Y creo que esta edición de Top Chef se ha ido de las manos en lo que respecta a la sana rivalidad entre concursantes. Ya lo estaba en gran medida antes de que Melissa fuera eliminada, pero fue aún peor cuando, repescada, perdió por completo la cabeza y terminó haciendo buena a una Rakel que hasta ese momento era la mala de la edición. Tanta era la bronca entre ellas que no me di cuenta de lo poco que me importaba si Víctor ganaba o no, o mejor dicho, de lo poco que me apetecía que ganara él, con su prepotencia y su poca capacidad para empatizar con el público o sus propios compañeros.
Y así es como llegamos a la final de anoche, en la que desde muy pronto se adivinaba que ganaría Rakel, a la vista de los totales que nos iban lanzando en los que se ella misma se mostraba incrédula ante la posibilidad de ganar a un estrella Michelín, en los que ella se conformaba con haber llegado hasta esa final, en donde la veíamos arriesgar y arriesgar en una construcción del relato que apuntaba a épica.

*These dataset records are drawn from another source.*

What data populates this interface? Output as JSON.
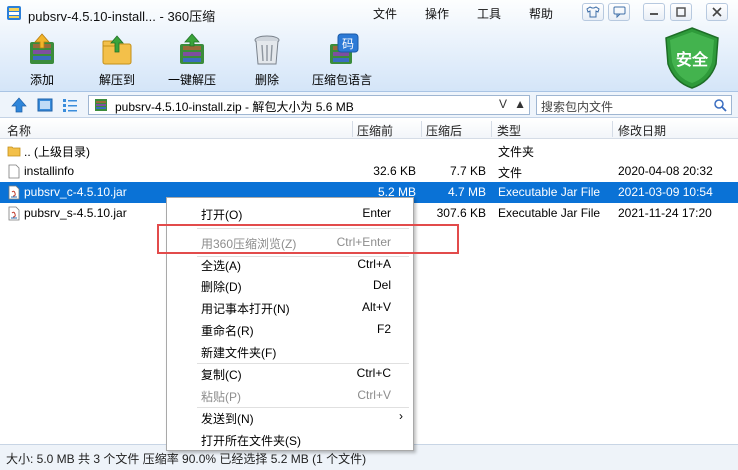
{
  "window": {
    "title": "pubsrv-4.5.10-install... - 360压缩",
    "menus": [
      "文件",
      "操作",
      "工具",
      "帮助"
    ],
    "controls": [
      "shirt-icon",
      "chat-icon",
      "minimize-icon",
      "maximize-icon",
      "close-icon"
    ]
  },
  "toolbar": {
    "buttons": [
      {
        "label": "添加",
        "icon": "add-archive-icon"
      },
      {
        "label": "解压到",
        "icon": "extract-to-icon"
      },
      {
        "label": "一键解压",
        "icon": "one-click-extract-icon"
      },
      {
        "label": "删除",
        "icon": "trash-icon"
      },
      {
        "label": "压缩包语言",
        "icon": "archive-language-icon"
      }
    ],
    "safe_badge": "安全",
    "language_icon_char": "码"
  },
  "address": {
    "path": "pubsrv-4.5.10-install.zip - 解包大小为 5.6 MB",
    "dropdown": "V",
    "up": "▲",
    "search_placeholder": "搜索包内文件"
  },
  "columns": [
    "名称",
    "压缩前",
    "压缩后",
    "类型",
    "修改日期"
  ],
  "rows": [
    {
      "name": ".. (上级目录)",
      "before": "",
      "after": "",
      "type": "文件夹",
      "date": "",
      "icon": "folder-icon"
    },
    {
      "name": "installinfo",
      "before": "32.6 KB",
      "after": "7.7 KB",
      "type": "文件",
      "date": "2020-04-08 20:32",
      "icon": "file-icon"
    },
    {
      "name": "pubsrv_c-4.5.10.jar",
      "before": "5.2 MB",
      "after": "4.7 MB",
      "type": "Executable Jar File",
      "date": "2021-03-09 10:54",
      "icon": "jar-icon",
      "selected": true
    },
    {
      "name": "pubsrv_s-4.5.10.jar",
      "before": "",
      "after": "307.6 KB",
      "type": "Executable Jar File",
      "date": "2021-11-24 17:20",
      "icon": "jar-icon"
    }
  ],
  "context_menu": [
    {
      "label": "打开(O)",
      "key": "Enter"
    },
    {
      "label": "用360压缩浏览(Z)",
      "key": "Ctrl+Enter",
      "disabled": true
    },
    {
      "label": "全选(A)",
      "key": "Ctrl+A"
    },
    {
      "label": "删除(D)",
      "key": "Del"
    },
    {
      "label": "用记事本打开(N)",
      "key": "Alt+V"
    },
    {
      "label": "重命名(R)",
      "key": "F2"
    },
    {
      "label": "新建文件夹(F)",
      "key": ""
    },
    {
      "label": "复制(C)",
      "key": "Ctrl+C"
    },
    {
      "label": "粘贴(P)",
      "key": "Ctrl+V",
      "disabled": true
    },
    {
      "label": "发送到(N)",
      "key": "",
      "submenu": "›"
    },
    {
      "label": "打开所在文件夹(S)",
      "key": ""
    }
  ],
  "status": {
    "text": "大小: 5.0 MB 共 3 个文件 压缩率 90.0% 已经选择 5.2 MB (1 个文件)"
  }
}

Hasta ese detalle hacía de esta final una descafeinada para un espectador que ya se las sabe todas y al que no es fácil engañar con este tipo de despistes.
Los programas de talentos necesitan, por supuesto, sus personajes, sus historias, sus trama paralelas, muy especialmente en los formatos largos que se emiten en España, pero es importante no perder la esencia de lo que nos lleva a todos hasta ahí, tanto a los propios concursantes como a los espectadores. Cuando el casting deriva hacia perfiles excesivos o la edición de los programas hace que las actitudes de unos y otros sean dramáticas, se termina convirtiendo en otra cosa, en otro formato e incluso se termina minando el interés genuino de quién vino a ver un programa de cocina y acabó crispado con el mundo.